What the hell?
On first glance, after reading today's opinion by Division Six of the Second District, it seemed like a run-of-the-mill split in the Court of Appeal. An earlier published opinion (Bartholomew) held that there was no statutory right for the state to appeal when the trial court reduced a felony wobbler to a misdemeanor prior to trial. Whereas, today, the Court of Appeal disagrees with that opinion, and holds that there is, in fact, a right to appeal.
Okay. No problem. Often happens. One panel disagrees with another. Unlike in the Ninth Circuit, there's no horizontal precedent in the Court of Appeal, so that's perfectly fine.
So, initially, all I was going to say was after today's opinion, this clearly becomes a matter as to which the California Supreme Court should grant review. The issue -- pretrial reductions of wobblers -- happens not infrequently, and now you have two opinions with directly contrary holdings. You don't want the law to depend entirely on what panel you happen to draw, so, sure, go ahead and grant review and figure it out.
Simple.
But then I looked up the earlier opinion. From the language of today's opinion, I had assumed that, as usual, it was from another district. ("We disapprove of the holding in Bartholomew.") But when I looked up the earlier opinion, I noticed that -- unmentioned by today's opinion -- it was from the same district; the Second. Not crazy unusual, since Los Angeles is a big county (plus Ventura, Santa Barbara, and San Luis Obispo), with lots of different divisions. But then I also noticed that the prior opinion was also from the same division in the Second, the Sixth.
Now, that's really unusual.
But then it got even weirder. Because the majority opinion repeatedly notes that there was a dissent in the earlier opinion, and often quotes it. Okay. That's, again, not uncommon with horizonal splits. But what the opinion today never expressly mentions is that the dissent in that earlier opinion -- published ten months ago, I might add -- was the same justice who authors today's opinion: Justice Yegan. You only find that out if you compare the opinion's parenthetical mention of the dissent ("A dissenting opinion contended that an appeal is permissible under these two subdivisions. (Bartholomew, supra, at pp. 780-785, dis. opn. of Yegan, J.)") with the last two words at the end of today's opinion ("YEGAN, J.").

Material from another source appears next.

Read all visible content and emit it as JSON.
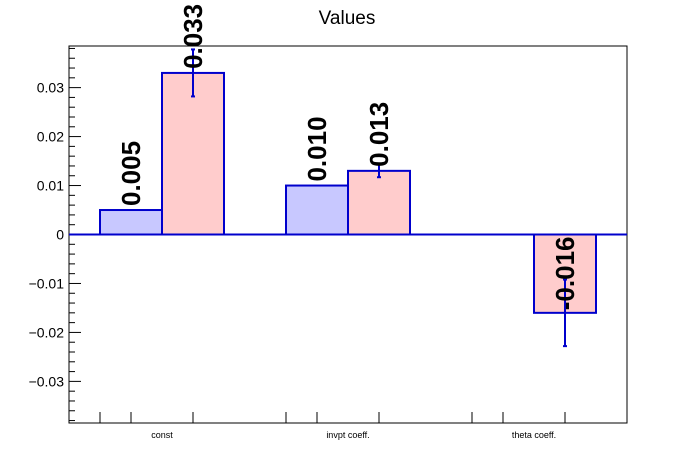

I understand that authors often like to refer to themselves in the third person. But I think it bears mention at least somewhere that you were the dissent in that prior case. And that when the author says, as today's opinion does, that "We conclude the dissenting opinion is correct," that you're talking about yourself.
Yeah. Shockingly, the author believes that he's right.
But it gets even weirder.
I then look at the other justices. The author of the prior (November 2022) opinion was a retired judge from SLO sitting by designation. So obviously he's not on the panel for today's opinion. But Division Six only has four active judges, so there's often (though not always) some overlap. In the prior opinion, Justice Gilbert joined the majority. So I assumed that Justice Baltonado and/or Justice Cody from the Sixth -- and/or someone sitting by designation -- were on the panel and joined today's opinion to make it unanimous.
Justice Baltonado: Yep. On today's panel. Justice Cody? Nope. Someone sitting by designation? Nope.
Instead, Justice Gilbert was on both panels and in the majority in both cases. So he joined the majority opinion in Bartholomew ten months ago, over Justice Yegan's dissent, but today, joins Justice Yegan's opinion that says that Bartholomew was wrong.
With no concurring opinion to explain the changed vote.
I know that things get weird sometimes when you don't have horizontal precedent, and the whole stare decisis thing in the Court of Appeal is definitely different than what you see in the federal system. But I don't recall seeing a justice change their vote so rapidly before. Much less without explanation.
In short, the more I read this opinion, the more things got curiouser and couriouser.
(Regardless, what I said at the outset still holds: the California Supreme Court should grant review in short order and decide what the correct rule is.)